But in a new 10-page research note on the impact of small business on jobs, Goldman Sachs’ economist Kris Dawsey argues that’s not accurate.
In one paragraph, he explains why size doesn’t matter. Rather, age does.
…recent research indicates the conventional wisdom that small businesses are responsible for all or most net job growth is not correct. For example, Haltiwanger et al. (2010) find that after controlling for firm age, there is no systematic relationship between net job growth and firm size. They find that historically the most important contributor to whether a firm grows or not is its age, rather than its size. The process of young firms (which do tend to start out small) growing into larger firms is the true contributor to job growth. Others such as Hurst and Pugsley (2011) back up this finding, noting that the vast majority of small firms start small and do not grow significantly. Furthermore, small firms are disproportionately concentrated in areas of the economy that tend to have lower productivity growth, including doctors’ offices, small shopkeepers, restaurants, the building trades, etc.
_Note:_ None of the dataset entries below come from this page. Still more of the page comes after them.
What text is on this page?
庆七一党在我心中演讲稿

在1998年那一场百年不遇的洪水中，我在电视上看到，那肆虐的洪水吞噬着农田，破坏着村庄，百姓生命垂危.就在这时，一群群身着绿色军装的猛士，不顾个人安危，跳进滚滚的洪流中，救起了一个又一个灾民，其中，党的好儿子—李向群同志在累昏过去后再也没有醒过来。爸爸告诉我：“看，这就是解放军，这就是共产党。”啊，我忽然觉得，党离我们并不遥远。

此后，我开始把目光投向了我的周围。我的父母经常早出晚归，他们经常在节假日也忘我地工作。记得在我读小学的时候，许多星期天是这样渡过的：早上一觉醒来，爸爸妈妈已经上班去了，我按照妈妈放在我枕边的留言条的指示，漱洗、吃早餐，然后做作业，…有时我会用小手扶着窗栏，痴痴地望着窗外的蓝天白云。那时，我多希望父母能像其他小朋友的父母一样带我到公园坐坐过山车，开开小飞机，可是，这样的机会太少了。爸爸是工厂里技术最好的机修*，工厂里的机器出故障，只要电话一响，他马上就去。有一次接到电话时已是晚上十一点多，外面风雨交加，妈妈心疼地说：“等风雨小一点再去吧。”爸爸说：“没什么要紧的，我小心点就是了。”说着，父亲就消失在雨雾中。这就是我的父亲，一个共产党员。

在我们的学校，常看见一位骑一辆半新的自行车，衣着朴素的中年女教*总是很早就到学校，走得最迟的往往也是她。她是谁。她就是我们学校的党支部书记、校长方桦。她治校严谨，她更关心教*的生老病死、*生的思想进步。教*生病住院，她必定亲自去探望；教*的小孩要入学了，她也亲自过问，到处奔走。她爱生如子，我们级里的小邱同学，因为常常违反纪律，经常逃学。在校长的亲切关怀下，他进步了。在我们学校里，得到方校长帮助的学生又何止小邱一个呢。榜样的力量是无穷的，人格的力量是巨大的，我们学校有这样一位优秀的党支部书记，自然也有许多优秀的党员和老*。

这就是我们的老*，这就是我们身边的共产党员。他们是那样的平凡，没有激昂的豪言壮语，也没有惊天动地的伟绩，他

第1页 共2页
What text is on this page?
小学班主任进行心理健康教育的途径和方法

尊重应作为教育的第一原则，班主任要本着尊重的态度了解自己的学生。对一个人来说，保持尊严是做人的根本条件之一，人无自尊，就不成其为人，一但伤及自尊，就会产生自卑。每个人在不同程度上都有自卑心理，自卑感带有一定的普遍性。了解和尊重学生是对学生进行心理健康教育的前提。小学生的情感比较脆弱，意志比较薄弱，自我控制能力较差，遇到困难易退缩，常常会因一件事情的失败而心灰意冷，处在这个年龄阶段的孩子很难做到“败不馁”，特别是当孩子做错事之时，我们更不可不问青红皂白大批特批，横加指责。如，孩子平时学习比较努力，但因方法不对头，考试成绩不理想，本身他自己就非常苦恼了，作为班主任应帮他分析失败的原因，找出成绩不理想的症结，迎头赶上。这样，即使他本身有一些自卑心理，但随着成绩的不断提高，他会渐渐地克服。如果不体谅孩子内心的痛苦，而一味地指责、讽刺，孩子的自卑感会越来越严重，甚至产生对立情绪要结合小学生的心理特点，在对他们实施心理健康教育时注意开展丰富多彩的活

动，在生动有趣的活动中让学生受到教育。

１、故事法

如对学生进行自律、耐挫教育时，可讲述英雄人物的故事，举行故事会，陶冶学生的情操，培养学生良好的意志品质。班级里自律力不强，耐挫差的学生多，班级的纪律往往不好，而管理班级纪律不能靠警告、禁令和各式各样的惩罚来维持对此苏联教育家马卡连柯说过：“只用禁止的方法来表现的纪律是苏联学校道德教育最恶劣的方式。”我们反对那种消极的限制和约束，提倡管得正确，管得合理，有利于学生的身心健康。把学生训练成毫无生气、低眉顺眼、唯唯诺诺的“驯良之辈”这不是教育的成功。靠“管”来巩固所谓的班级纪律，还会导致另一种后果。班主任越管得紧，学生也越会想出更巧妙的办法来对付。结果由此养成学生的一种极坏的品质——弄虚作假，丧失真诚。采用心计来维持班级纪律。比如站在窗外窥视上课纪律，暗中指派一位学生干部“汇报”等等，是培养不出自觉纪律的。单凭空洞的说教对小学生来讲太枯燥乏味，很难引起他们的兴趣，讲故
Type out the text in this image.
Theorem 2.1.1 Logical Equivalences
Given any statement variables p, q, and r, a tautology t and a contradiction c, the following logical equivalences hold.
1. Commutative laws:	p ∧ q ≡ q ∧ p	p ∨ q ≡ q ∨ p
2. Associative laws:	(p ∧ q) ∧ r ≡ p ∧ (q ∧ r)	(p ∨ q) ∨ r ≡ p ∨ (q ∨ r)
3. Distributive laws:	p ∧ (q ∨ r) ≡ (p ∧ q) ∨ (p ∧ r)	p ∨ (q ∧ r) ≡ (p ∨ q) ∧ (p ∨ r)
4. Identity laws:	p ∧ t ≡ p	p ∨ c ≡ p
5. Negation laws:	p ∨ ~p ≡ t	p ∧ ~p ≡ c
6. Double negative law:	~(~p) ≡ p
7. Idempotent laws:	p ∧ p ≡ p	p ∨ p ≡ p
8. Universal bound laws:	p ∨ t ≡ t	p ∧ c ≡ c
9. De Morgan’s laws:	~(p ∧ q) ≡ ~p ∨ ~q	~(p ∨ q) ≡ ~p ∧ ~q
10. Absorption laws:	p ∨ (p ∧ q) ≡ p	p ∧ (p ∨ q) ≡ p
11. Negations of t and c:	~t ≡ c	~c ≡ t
That’s very intuitive. Check out Dawsey’s chart:
Unfortunately, that doesn’t address the fact that small business creation is lagging. The stats are very clear and they are undisputed.
But Dawsey explains:
…the underperformance of small business in the current business cycle can be largely traced back to the unique character of this business cycle relative to past cycles in terms of the composition of job losses. Construction employment declined more sharply relative to its peak―both on an absolute and proportional basis―than employment in any other major industry group. Furthermore, construction employment has regained only a small fraction of the jobs lost during the past recession. Because employment within the construction industry is disproportionately geared toward small firms, and because the share of employment in the construction industry among large firms is the lowest of any industry (Exhibit 3), the idiosyncratic poor performance of the construction sector goes a long way toward explaining the poor performance of small business employment more broadly. In other words, the question is not why has small business employment done so poorly since its peak, but rather why has construction employment done so poorly since its peak―a question that we can answer much more readily in light of the collapse of the housing bubble starting in 2006. Our rough calculations suggest that roughly all of the “missing jobs” in the small business sector (on a net basis) can be accounted for by the decline in employment among small firms in the construction industry.
Here’s Dawsey’s chart:
Despite all of this, Dawsey communicates the house view that job creation will continue.
“Although there are risks posed by the low rate of new firm creation in recent years, our outlook for job growth remains broadly positive,” he wrote. “Nonetheless, under our forecast, the labour market will take a number of years to normalize, with the unemployment rate likely falling back to a more normal level by around 2017.”
Next Friday, we’ll get the August jobs report. Goldman expects payrolls grew by 200,000.